If you'd like to read some really curdling racist logic, read Sevota's "White Pre-Eminence in South Africa."  If you're into that.  Thesis: Abraham Lincoln would not support expanding the freedom of black South Africans because he was reasonable.  Bleh!  The sort of turd one has to mention in one's blog, because these things shouldn't be passed over lightly, should they? 

On a more lighthearted note, this issue of The New Age contains reviews of several of the other magazines I've been reading!  Now I get to write a little review of a little review reviewing little reviews.  Sorry. 

I continue to want to read The English Review, which is only partially digitized (and not 1913), and they are the only magazine that doesn't get panned: they are praised for their work debunking the white slave traffic. 

The Blue Review, aka Rhythm, is accused of publishing "incompetent" rather than "impertinent" poetry. 

Poetry gets panned, and to be fair, the last issue was pretty bad (notice that I didn't say much about the poetry in it): "'Poetry' is as unsurprisingly amateur as any journal of the kind in England" (237).  Tagore takes more flack--no mention of Pound or the Imagists. 

The New Freewoman also panned, with the (obvious?) exception of Rebecca West's essay (see above).  Still, there's plenty of "ouch!": "There is a great deal of cackle, but mostly lively cackle--which is saying much since the articles are anything from one to five paragraphs too long." 

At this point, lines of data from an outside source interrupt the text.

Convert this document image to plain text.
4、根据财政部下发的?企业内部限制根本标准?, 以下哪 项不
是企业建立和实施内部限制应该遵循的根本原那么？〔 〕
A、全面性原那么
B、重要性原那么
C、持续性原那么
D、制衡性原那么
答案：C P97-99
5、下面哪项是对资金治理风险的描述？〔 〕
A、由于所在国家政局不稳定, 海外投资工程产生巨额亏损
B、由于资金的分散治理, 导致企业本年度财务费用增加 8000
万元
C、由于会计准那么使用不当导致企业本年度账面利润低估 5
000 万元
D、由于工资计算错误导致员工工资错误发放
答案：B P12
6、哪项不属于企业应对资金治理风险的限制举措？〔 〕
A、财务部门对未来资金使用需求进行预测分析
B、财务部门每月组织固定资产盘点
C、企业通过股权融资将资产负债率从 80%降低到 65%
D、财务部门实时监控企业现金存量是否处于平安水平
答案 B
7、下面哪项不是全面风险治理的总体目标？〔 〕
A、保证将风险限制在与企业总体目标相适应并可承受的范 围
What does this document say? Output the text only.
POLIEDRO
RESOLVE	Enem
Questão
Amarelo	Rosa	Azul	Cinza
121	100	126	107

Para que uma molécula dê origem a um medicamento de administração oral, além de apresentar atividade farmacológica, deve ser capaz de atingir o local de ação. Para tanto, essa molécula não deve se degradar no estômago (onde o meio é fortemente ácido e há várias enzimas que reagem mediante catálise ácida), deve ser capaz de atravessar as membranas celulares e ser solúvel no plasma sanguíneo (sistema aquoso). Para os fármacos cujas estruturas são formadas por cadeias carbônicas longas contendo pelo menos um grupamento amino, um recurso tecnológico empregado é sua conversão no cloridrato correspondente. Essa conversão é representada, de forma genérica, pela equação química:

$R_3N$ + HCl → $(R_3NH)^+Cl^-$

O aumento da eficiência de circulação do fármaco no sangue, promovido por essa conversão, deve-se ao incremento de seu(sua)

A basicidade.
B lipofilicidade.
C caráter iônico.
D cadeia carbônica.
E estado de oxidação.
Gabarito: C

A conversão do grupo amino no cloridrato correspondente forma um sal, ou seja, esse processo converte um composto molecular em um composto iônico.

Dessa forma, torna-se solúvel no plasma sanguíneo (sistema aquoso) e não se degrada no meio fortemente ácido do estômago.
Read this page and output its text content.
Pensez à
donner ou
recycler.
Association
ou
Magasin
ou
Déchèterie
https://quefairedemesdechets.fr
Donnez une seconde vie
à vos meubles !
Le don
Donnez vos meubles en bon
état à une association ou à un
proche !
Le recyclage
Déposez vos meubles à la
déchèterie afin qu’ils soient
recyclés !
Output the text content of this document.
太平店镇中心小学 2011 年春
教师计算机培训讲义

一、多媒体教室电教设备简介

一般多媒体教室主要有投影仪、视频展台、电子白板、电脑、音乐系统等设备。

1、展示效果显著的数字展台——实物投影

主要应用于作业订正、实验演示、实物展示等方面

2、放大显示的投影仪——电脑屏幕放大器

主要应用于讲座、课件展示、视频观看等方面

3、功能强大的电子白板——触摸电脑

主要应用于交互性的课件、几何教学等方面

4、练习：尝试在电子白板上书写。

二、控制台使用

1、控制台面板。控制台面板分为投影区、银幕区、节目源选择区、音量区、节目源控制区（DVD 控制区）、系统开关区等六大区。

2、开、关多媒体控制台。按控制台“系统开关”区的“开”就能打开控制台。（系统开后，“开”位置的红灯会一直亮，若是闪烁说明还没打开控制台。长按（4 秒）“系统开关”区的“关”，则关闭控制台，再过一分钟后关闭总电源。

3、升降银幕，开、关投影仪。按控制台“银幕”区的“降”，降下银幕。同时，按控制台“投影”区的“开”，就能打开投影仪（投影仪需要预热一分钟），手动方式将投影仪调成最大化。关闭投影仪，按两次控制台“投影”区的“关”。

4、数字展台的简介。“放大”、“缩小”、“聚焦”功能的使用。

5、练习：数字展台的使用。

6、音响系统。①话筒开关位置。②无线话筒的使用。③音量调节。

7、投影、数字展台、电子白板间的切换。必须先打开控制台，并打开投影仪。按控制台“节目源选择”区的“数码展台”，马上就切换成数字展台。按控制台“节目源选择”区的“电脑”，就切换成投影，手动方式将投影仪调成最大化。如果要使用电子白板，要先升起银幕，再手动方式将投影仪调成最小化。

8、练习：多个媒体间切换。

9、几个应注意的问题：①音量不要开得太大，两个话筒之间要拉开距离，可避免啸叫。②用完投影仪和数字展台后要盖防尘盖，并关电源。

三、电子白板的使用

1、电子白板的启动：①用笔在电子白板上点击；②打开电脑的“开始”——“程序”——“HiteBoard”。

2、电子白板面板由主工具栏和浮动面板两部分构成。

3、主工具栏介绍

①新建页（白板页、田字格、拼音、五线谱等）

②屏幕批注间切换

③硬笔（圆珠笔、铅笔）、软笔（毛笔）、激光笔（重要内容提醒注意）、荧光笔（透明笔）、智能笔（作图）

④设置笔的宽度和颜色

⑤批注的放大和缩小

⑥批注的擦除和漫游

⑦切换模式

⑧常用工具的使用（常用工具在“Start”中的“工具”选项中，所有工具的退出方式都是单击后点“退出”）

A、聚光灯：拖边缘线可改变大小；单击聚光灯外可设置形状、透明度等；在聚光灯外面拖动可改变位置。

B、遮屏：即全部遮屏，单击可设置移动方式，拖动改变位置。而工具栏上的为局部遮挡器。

I'm still waiting for some interesting literature to reappear in The New Age, and may have to wait until Hastings returns from her summer vacation.  I miss her like I miss John Stewart. 

Monday, July 1, 2013

Poetry Magazine, June 1913

There are a few cool things in this issue of Poetry.   My favorite is John Reed's response to Pound's Contemporania in the April 1913 issue of Poetry.  Reed had published his poem "Sangar" in the December 1912 issue of Poetry.  It is an allegory of the muckraker Lincoln Steffens' attempt to reconcile opposing sides of a political struggle (spoiler alert)--a virtuous king is murdered by his son for attempting to reconcile with the Huns.  Pound then excerpts the ironic opening of "Sangar" for his poem "Pax Saturni" in the April number.  In June, Reed's rightly-pissed-off letter about it gets printed.  Clearly Pound was using Reed's poem as if that opening was serious, but as an allegory of contemporary events, it is supposed to be ironic.  Reed applies the same treatment to Pound: "How would you like it if I were to amputate 'Say there are no oppressions,/ Say that it is a time of peace./ Say that labor is pleasant,/ Speak of the American virtues' and clap it at the head of an ode titled "President Taft?' Wouldn't it seem ridiculous to you?"  The parting jab: "I am glad you and Walt Whitman are friends.  You should have known each other long ago."  Of course, Walt gets the last word: the issue closes with a quotation from him: "To have great poets, there must be great audiences too." 

Also noteworthy is the Poetry debut of William Carlos Williams, which surprised me most in how many exclamation points he used.  Four poems, 35 exclamation points! 

Tagore publishes more poems, too--hopefully continuing the controversies that he's sparked.

Witter Bynner takes a poetic potshot at Yeats in an extended epigram, in the correspondence section.


Note added 8/10/13: I almost forgot to mention that this is the same John Reed who wrote the awesome article for The Masses. Or did I say that elsewhere?